Jeffrey M. Zacks, PhD,

Professor of Psychology

Washington University in St. Louis (WU)

My lab studies higher perception and cognition, in particular event understanding and spatial cognition. We use a combination of behavioral studies in healthy young adults, older adults, and neurological patients, functional neuroimaging, and computational modeling. EVENT STRUCTURE PERCEPTION What structure does the mind impose on the continuous flux of experience? In a series of experiments we have found evidence that activity is naturally perceived in terms of hierarchically organized part-subpart relationships.
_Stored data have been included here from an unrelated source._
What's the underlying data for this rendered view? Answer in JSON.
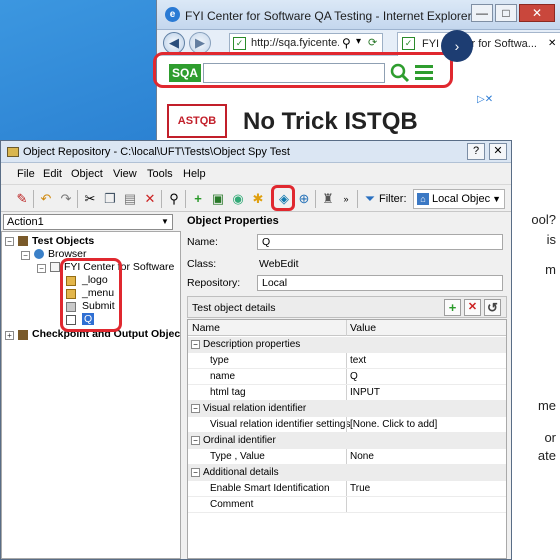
{
  "browser": {
    "title": "FYI Center for Software QA Testing - Internet Explorer",
    "address": "http://sqa.fyicente...",
    "tab_label": "FYI Center for Softwa...",
    "controls": {
      "minimize": "—",
      "maximize": "□",
      "close": "✕"
    },
    "back_symbol": "◀",
    "forward_symbol": "▶",
    "nav_icons": {
      "dropdown": "▾",
      "search": "⚲",
      "refresh": "⟳",
      "close_tab": "✕"
    }
  },
  "sqa_bar": {
    "logo_text": "SQA",
    "search_value": ""
  },
  "ad": {
    "logo_text": "ASTQB",
    "headline": "No Trick ISTQB",
    "choices": "▷✕",
    "arrow": "›"
  },
  "page_peek": [
    "ool?",
    "is",
    "m",
    "me",
    "or",
    "ate"
  ],
  "object_repository": {
    "title": "Object Repository - C:\\local\\UFT\\Tests\\Object Spy Test",
    "controls": {
      "help": "?",
      "close": "✕"
    },
    "menu": [
      "File",
      "Edit",
      "Object",
      "View",
      "Tools",
      "Help"
    ],
    "toolbar_icons": [
      "find-icon",
      "undo-icon",
      "redo-icon",
      "cut-icon",
      "copy-icon",
      "paste-icon",
      "delete-icon",
      "search-icon",
      "add-object-icon",
      "add-insight-icon",
      "object-spy-icon",
      "highlight-icon",
      "navigate-highlight-icon",
      "show-in-app-icon",
      "object-icon",
      "more-icon"
    ],
    "filter_label": "Filter:",
    "filter_value": "Local Objec",
    "action": "Action1",
    "tree": {
      "root": "Test Objects",
      "browser": "Browser",
      "page": "FYI Center for Software",
      "leaves": [
        "_logo",
        "_menu",
        "Submit",
        "Q"
      ],
      "checkpoints": "Checkpoint and Output Objec"
    },
    "properties_header": "Object Properties",
    "fields": {
      "name_label": "Name:",
      "name_value": "Q",
      "class_label": "Class:",
      "class_value": "WebEdit",
      "repository_label": "Repository:",
      "repository_value": "Local"
    },
    "details": {
      "title": "Test object details",
      "buttons": {
        "add": "+",
        "remove": "✕",
        "refresh": "↺"
      },
      "columns": [
        "Name",
        "Value"
      ],
      "rows": [
        {
          "kind": "category",
          "name": "Description properties"
        },
        {
          "kind": "prop",
          "name": "type",
          "value": "text"
        },
        {
          "kind": "prop",
          "name": "name",
          "value": "Q"
        },
        {
          "kind": "prop",
          "name": "html tag",
          "value": "INPUT"
        },
        {
          "kind": "category",
          "name": "Visual relation identifier"
        },
        {
          "kind": "prop",
          "name": "Visual relation identifier settings",
          "value": "[None. Click to add]"
        },
        {
          "kind": "category",
          "name": "Ordinal identifier"
        },
        {
          "kind": "prop",
          "name": "Type , Value",
          "value": "None"
        },
        {
          "kind": "category",
          "name": "Additional details"
        },
        {
          "kind": "prop",
          "name": "Enable Smart Identification",
          "value": "True"
        },
        {
          "kind": "prop",
          "name": "Comment",
          "value": ""
        }
      ]
    }
  },
  "colors": {
    "highlight": "#e0282f",
    "sqa_green": "#2e9d2e",
    "desktop": "#1f72c8"
  }
}
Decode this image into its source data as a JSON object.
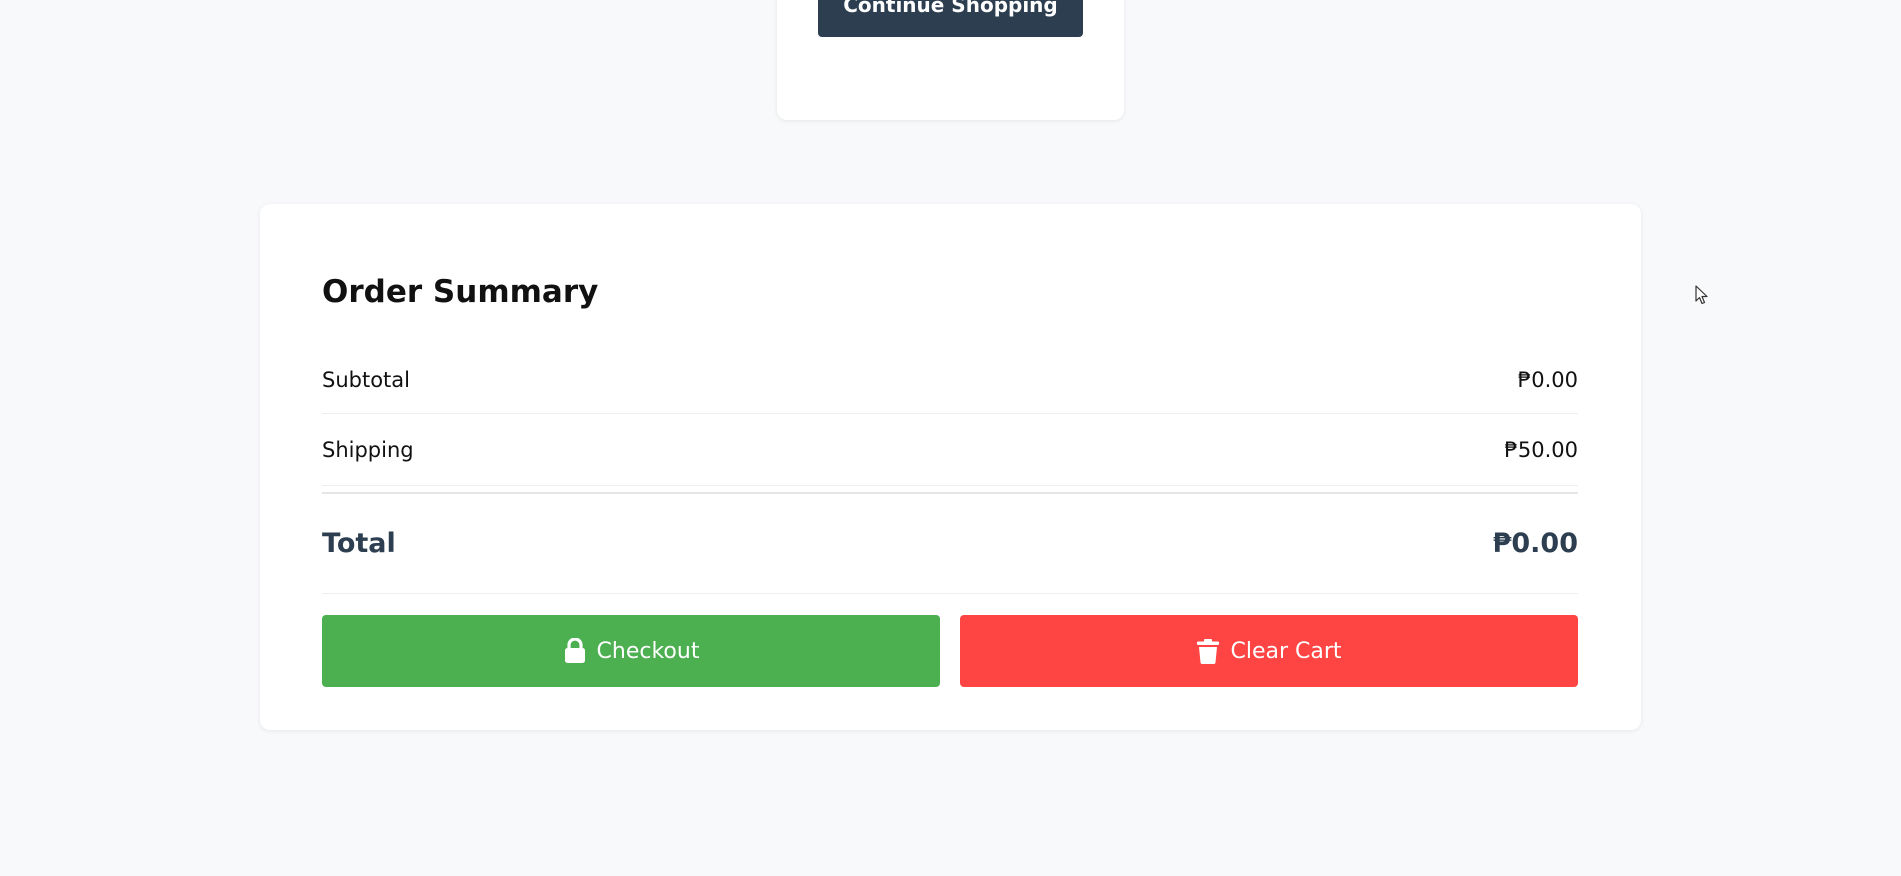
{
  "top_card": {
    "continue_label": "Continue Shopping"
  },
  "order_summary": {
    "title": "Order Summary",
    "subtotal_label": "Subtotal",
    "subtotal_value": "₱0.00",
    "shipping_label": "Shipping",
    "shipping_value": "₱50.00",
    "total_label": "Total",
    "total_value": "₱0.00"
  },
  "actions": {
    "checkout_label": "Checkout",
    "checkout_icon": "lock-icon",
    "clear_label": "Clear Cart",
    "clear_icon": "trash-icon"
  },
  "colors": {
    "page_bg": "#f8f9fa",
    "dark_accent": "#2c3e50",
    "checkout_green": "#4caf50",
    "clear_red": "#ff4444"
  }
}
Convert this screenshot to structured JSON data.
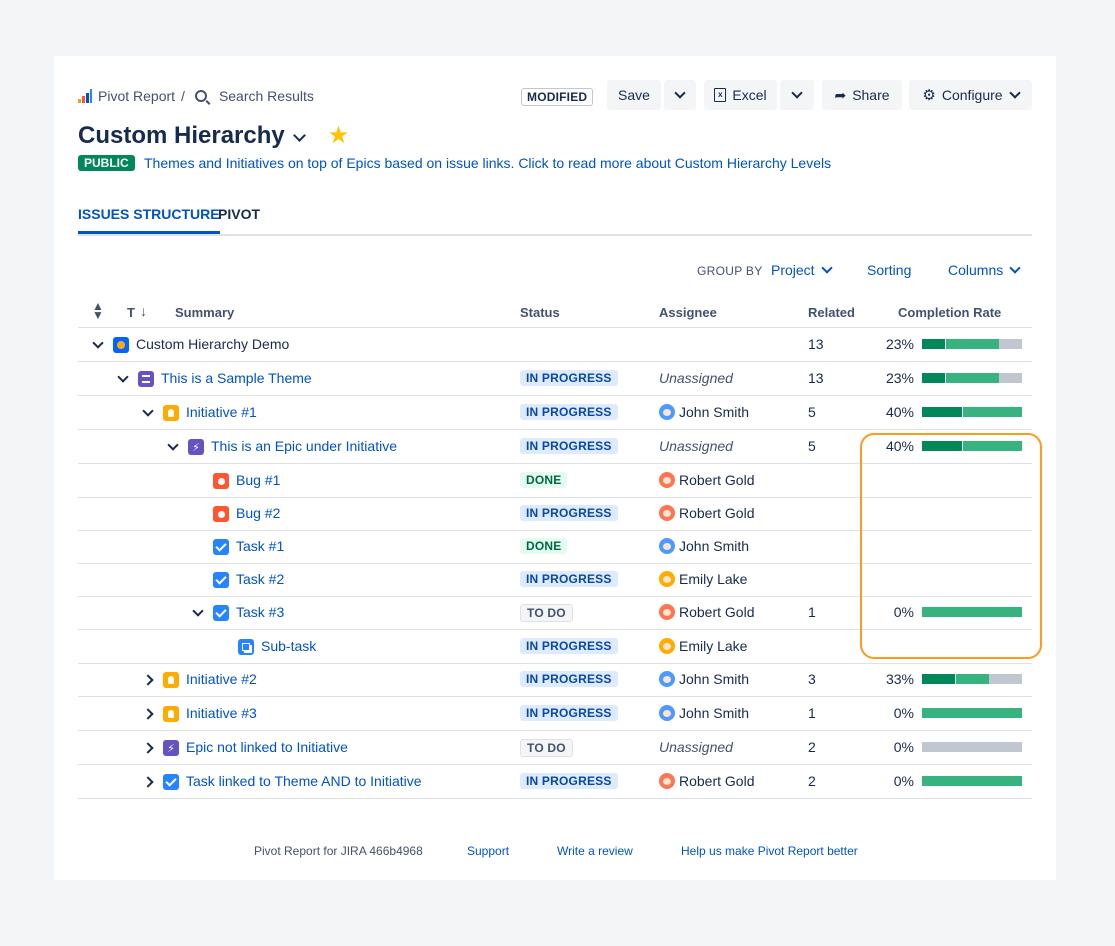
{
  "breadcrumb": {
    "app": "Pivot Report",
    "sep": "/",
    "current": "Search Results"
  },
  "header": {
    "modified_badge": "MODIFIED",
    "save_label": "Save",
    "excel_label": "Excel",
    "share_label": "Share",
    "configure_label": "Configure",
    "title": "Custom Hierarchy",
    "visibility_badge": "PUBLIC",
    "description": "Themes and Initiatives on top of Epics based on issue links. Click to read more about Custom Hierarchy Levels"
  },
  "tabs": [
    {
      "label": "ISSUES STRUCTURE",
      "active": true
    },
    {
      "label": "PIVOT",
      "active": false
    }
  ],
  "toolbar": {
    "group_by_label": "GROUP BY",
    "group_by_value": "Project",
    "sorting_label": "Sorting",
    "columns_label": "Columns"
  },
  "columns": {
    "t": "T",
    "summary": "Summary",
    "status": "Status",
    "assignee": "Assignee",
    "related": "Related",
    "completion": "Completion Rate"
  },
  "colors": {
    "accent": "#0052cc",
    "done": "#00875a",
    "in_progress": "#36b37e",
    "todo": "#c1c7d0",
    "highlight": "#ff991f"
  },
  "rows": [
    {
      "level": 0,
      "toggle": "expanded",
      "type": "demo-icon",
      "summary": "Custom Hierarchy Demo",
      "status": "",
      "assignee": "",
      "related": "13",
      "pct": "23%",
      "done": 0.23,
      "prog": 0.54
    },
    {
      "level": 1,
      "toggle": "expanded",
      "type": "theme-icon",
      "summary": "This is a Sample Theme",
      "status": "IN PROGRESS",
      "assignee": "Unassigned",
      "related": "13",
      "pct": "23%",
      "done": 0.23,
      "prog": 0.54
    },
    {
      "level": 2,
      "toggle": "expanded",
      "type": "initiative-icon",
      "summary": "Initiative #1",
      "status": "IN PROGRESS",
      "assignee": "John Smith",
      "related": "5",
      "pct": "40%",
      "done": 0.4,
      "prog": 0.6
    },
    {
      "level": 3,
      "toggle": "expanded",
      "type": "epic-icon",
      "summary": "This is an Epic under Initiative",
      "status": "IN PROGRESS",
      "assignee": "Unassigned",
      "related": "5",
      "pct": "40%",
      "done": 0.4,
      "prog": 0.6
    },
    {
      "level": 4,
      "toggle": "none",
      "type": "bug-icon",
      "summary": "Bug #1",
      "status": "DONE",
      "assignee": "Robert Gold",
      "related": "",
      "pct": "",
      "done": null,
      "prog": null
    },
    {
      "level": 4,
      "toggle": "none",
      "type": "bug-icon",
      "summary": "Bug #2",
      "status": "IN PROGRESS",
      "assignee": "Robert Gold",
      "related": "",
      "pct": "",
      "done": null,
      "prog": null
    },
    {
      "level": 4,
      "toggle": "none",
      "type": "task-icon",
      "summary": "Task #1",
      "status": "DONE",
      "assignee": "John Smith",
      "related": "",
      "pct": "",
      "done": null,
      "prog": null
    },
    {
      "level": 4,
      "toggle": "none",
      "type": "task-icon",
      "summary": "Task #2",
      "status": "IN PROGRESS",
      "assignee": "Emily Lake",
      "related": "",
      "pct": "",
      "done": null,
      "prog": null
    },
    {
      "level": 4,
      "toggle": "expanded",
      "type": "task-icon",
      "summary": "Task #3",
      "status": "TO DO",
      "assignee": "Robert Gold",
      "related": "1",
      "pct": "0%",
      "done": 0,
      "prog": 1
    },
    {
      "level": 5,
      "toggle": "none",
      "type": "subtask-icon",
      "summary": "Sub-task",
      "status": "IN PROGRESS",
      "assignee": "Emily Lake",
      "related": "",
      "pct": "",
      "done": null,
      "prog": null
    },
    {
      "level": 2,
      "toggle": "collapsed",
      "type": "initiative-icon",
      "summary": "Initiative #2",
      "status": "IN PROGRESS",
      "assignee": "John Smith",
      "related": "3",
      "pct": "33%",
      "done": 0.33,
      "prog": 0.34
    },
    {
      "level": 2,
      "toggle": "collapsed",
      "type": "initiative-icon",
      "summary": "Initiative #3",
      "status": "IN PROGRESS",
      "assignee": "John Smith",
      "related": "1",
      "pct": "0%",
      "done": 0,
      "prog": 1
    },
    {
      "level": 2,
      "toggle": "collapsed",
      "type": "epic-icon",
      "summary": "Epic not linked to Initiative",
      "status": "TO DO",
      "assignee": "Unassigned",
      "related": "2",
      "pct": "0%",
      "done": 0,
      "prog": 0
    },
    {
      "level": 2,
      "toggle": "collapsed",
      "type": "task-icon",
      "summary": "Task linked to Theme AND to Initiative",
      "status": "IN PROGRESS",
      "assignee": "Robert Gold",
      "related": "2",
      "pct": "0%",
      "done": 0,
      "prog": 1
    }
  ],
  "footer": {
    "product": "Pivot Report for JIRA 466b4968",
    "support": "Support",
    "review": "Write a review",
    "feedback": "Help us make Pivot Report better"
  }
}
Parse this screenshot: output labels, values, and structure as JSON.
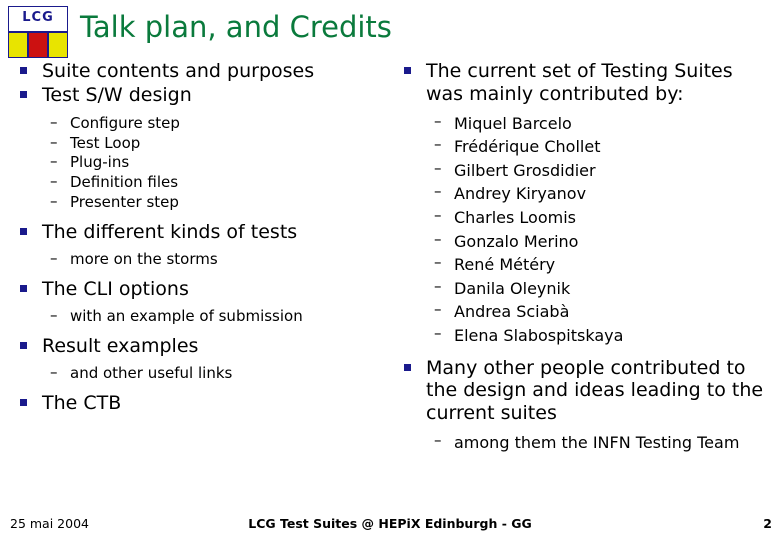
{
  "slide": {
    "title": "Talk plan, and Credits",
    "logo": {
      "text": "LCG"
    },
    "left_column": [
      {
        "level": 1,
        "text": "Suite contents and purposes"
      },
      {
        "level": 1,
        "text": "Test S/W design"
      },
      {
        "level": 2,
        "marker": "–",
        "text": "Configure step"
      },
      {
        "level": 2,
        "marker": "–",
        "text": "Test Loop"
      },
      {
        "level": 2,
        "marker": "–",
        "text": "Plug-ins"
      },
      {
        "level": 2,
        "marker": "–",
        "text": "Definition files"
      },
      {
        "level": 2,
        "marker": "–",
        "text": "Presenter step"
      },
      {
        "level": 1,
        "text": "The different kinds of tests"
      },
      {
        "level": 2,
        "marker": "–",
        "text": "more on the storms"
      },
      {
        "level": 1,
        "text": "The CLI options"
      },
      {
        "level": 2,
        "marker": "–",
        "text": "with an example of submission"
      },
      {
        "level": 1,
        "text": "Result examples"
      },
      {
        "level": 2,
        "marker": "–",
        "text": "and other useful links"
      },
      {
        "level": 1,
        "text": "The CTB"
      }
    ],
    "right_column": [
      {
        "level": 1,
        "text": "The current set of Testing Suites was mainly contributed by:"
      },
      {
        "level": 2,
        "marker": "–",
        "text": "Miquel Barcelo"
      },
      {
        "level": 2,
        "marker": "–",
        "text": "Frédérique Chollet"
      },
      {
        "level": 2,
        "marker": "–",
        "text": "Gilbert Grosdidier"
      },
      {
        "level": 2,
        "marker": "–",
        "text": "Andrey Kiryanov"
      },
      {
        "level": 2,
        "marker": "–",
        "text": "Charles Loomis"
      },
      {
        "level": 2,
        "marker": "–",
        "text": "Gonzalo Merino"
      },
      {
        "level": 2,
        "marker": "–",
        "text": "René Météry"
      },
      {
        "level": 2,
        "marker": "–",
        "text": "Danila Oleynik"
      },
      {
        "level": 2,
        "marker": "–",
        "text": "Andrea Sciabà"
      },
      {
        "level": 2,
        "marker": "–",
        "text": "Elena Slabospitskaya"
      },
      {
        "level": 1,
        "text": "Many other people contributed to the design and ideas leading to the current suites"
      },
      {
        "level": 2,
        "marker": "–",
        "text": "among them the INFN Testing Team"
      }
    ],
    "footer": {
      "date": "25 mai 2004",
      "center": "LCG Test Suites @ HEPiX Edinburgh - GG",
      "page": "2"
    },
    "colors": {
      "title": "#0a7a3c",
      "bullet_marker": "#1a1a8c",
      "logo_yellow": "#e8e400",
      "logo_red": "#cc1111",
      "logo_border": "#1a1a8c"
    }
  }
}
Event parts are identified based on bottom-up cues such as motion, and based on top-down processing of goals and schemas. Functional MRI (fMRI) data indicate that the ability to parse activity into meaningful units has a unique neural substrate. Perceptual event structure correlates with downstream cognition, e.g. language and memory. MENTAL SPATIAL TRANSFORMATIONS Evidence from behavioral studies and neuropsychology suggests that multiple neural subsystems support distinct spatial reasoning abilities. We have been exploring a proposed dissociation between imagined transformations of objects and of our perspectives. fMRI experiments indicate the two types of transformation depend on overlapping, but partly dissociable neural systems. Chronometric studies show that they have different computational properties. Psychometric data and patient studies indicate that they can vary independently across individuals.